Oxfam International has criticised the Uganda government’s decision to allocate just Shs 1.6 trillion to the agricultural sector in the 2024/25 financial year.
The allocation marked a 27 per cent decrease from the Shs 2.2 trillion allocated in the 2023/24 financial year. This decline comes after years of significant increases in the national budget, leaving many concerned about the impact on the sector.
As such, Oxfam urged the Ugandan government to allocate more resources to the ministry of Agriculture to boost production and improve market access. This call was made during the Comprehensive Africa Agriculture Development Programme (CAADP) Summit held recently at Speke Resort, Munyonyo.
According to Charles Opiyo, resilient livelihoods manager at Oxfam, Ugandan farmers are struggling with issues such as counterfeit seeds, pesticides, and fertilizers, which hinder the production chain and ultimately affect agricultural output. Opiyo emphasized that the CAADP is crucial for empowering people to produce food and feed their families.
“We remain committed to advocating for increased funding to agriculture. According to this framework, 10 per cent of the national budget should be allocated to the sector, but we’ve never reached even 5 per cent. At one point, we reached 4 per cent, but now it’s declined to just 3 per cent,” Opiyo stated.
Oxfam argues that with increased funding, farmers could be equipped with the necessary skills and tools to boost production and better adapt to climate-related challenges such as droughts and floods.
Opiyo also stressed the importance of collaboration among various government ministries, agencies, civil society organizations (CSOs), NGOs, and the private sector to ensure the delivery of safe, secure, and nutritious food to the population.
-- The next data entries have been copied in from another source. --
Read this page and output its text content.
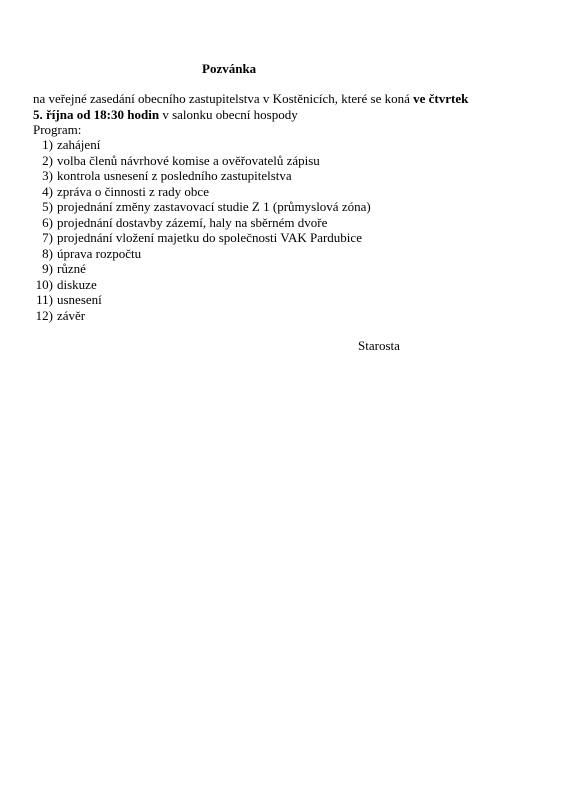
Pozvánka
na veřejné zasedání obecního zastupitelstva v Kostěnicích, které se koná ve čtvrtek
5. října od 18:30 hodin v salonku obecní hospody
Program:
1) zahájení
2) volba členů návrhové komise a ověřovatelů zápisu
3) kontrola usnesení z posledního zastupitelstva
4) zpráva o činnosti z rady obce
5) projednání změny zastavovací studie Z 1 (průmyslová zóna)
6) projednání dostavby zázemí, haly na sběrném dvoře
7) projednání vložení majetku do společnosti VAK Pardubice
8) úprava rozpočtu
9) různé
10) diskuze
11) usnesení
12) závěr
Starosta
He further advocated for the establishment of storage facilities and improved market access, particularly regionally.
Over the years, Oxfam has supported small and medium enterprises (SMEs) through grants and technical assistance aimed at value addition and improving market access. However, SMEs face challenges, including high taxes, which hinder their ability to access both regional and international markets.
“We train farmers to conduct their own market research so they can produce what is in local demand and later connect with exporters. For example, Kenya and South Sudan rejected Ugandan maize due to aflatoxin contamination, which occurs from poor storage practices. Proper storage facilities are essential to prevent such issues,” Opiyo explained.
He also emphasized the importance of training farmers to manage their produce at local storage facilities to preserve its quality. Uganda is known for producing organic food with fewer chemicals, which aligns with the global demand for healthier, organic products.
This shift in market preference could significantly benefit women, as more than 75 per cent of women in Uganda, and across the African continent, are involved in food production.
“We’ve fostered collaborations between farmers and researchers for participatory plant breeding, helping farmers produce high-quality seeds. This bridges the gap left by the limited range of products offered by the few existing seed companies,” Opiyo added.
Oxfam has also advocated against genetically modified (GM) foods, arguing that Uganda has vast potential to supply organically produced food, even in European Union (EU) markets.
For the past five years, Oxfam has been training grassroots communities to produce their own seeds, addressing the issue of access to quality seeds. Additionally, community seed banks have been established in six districts, primarily in northern Uganda (Soroti, Adjumani, Omoro, and Apac), where people are preserving their indigenous seeds.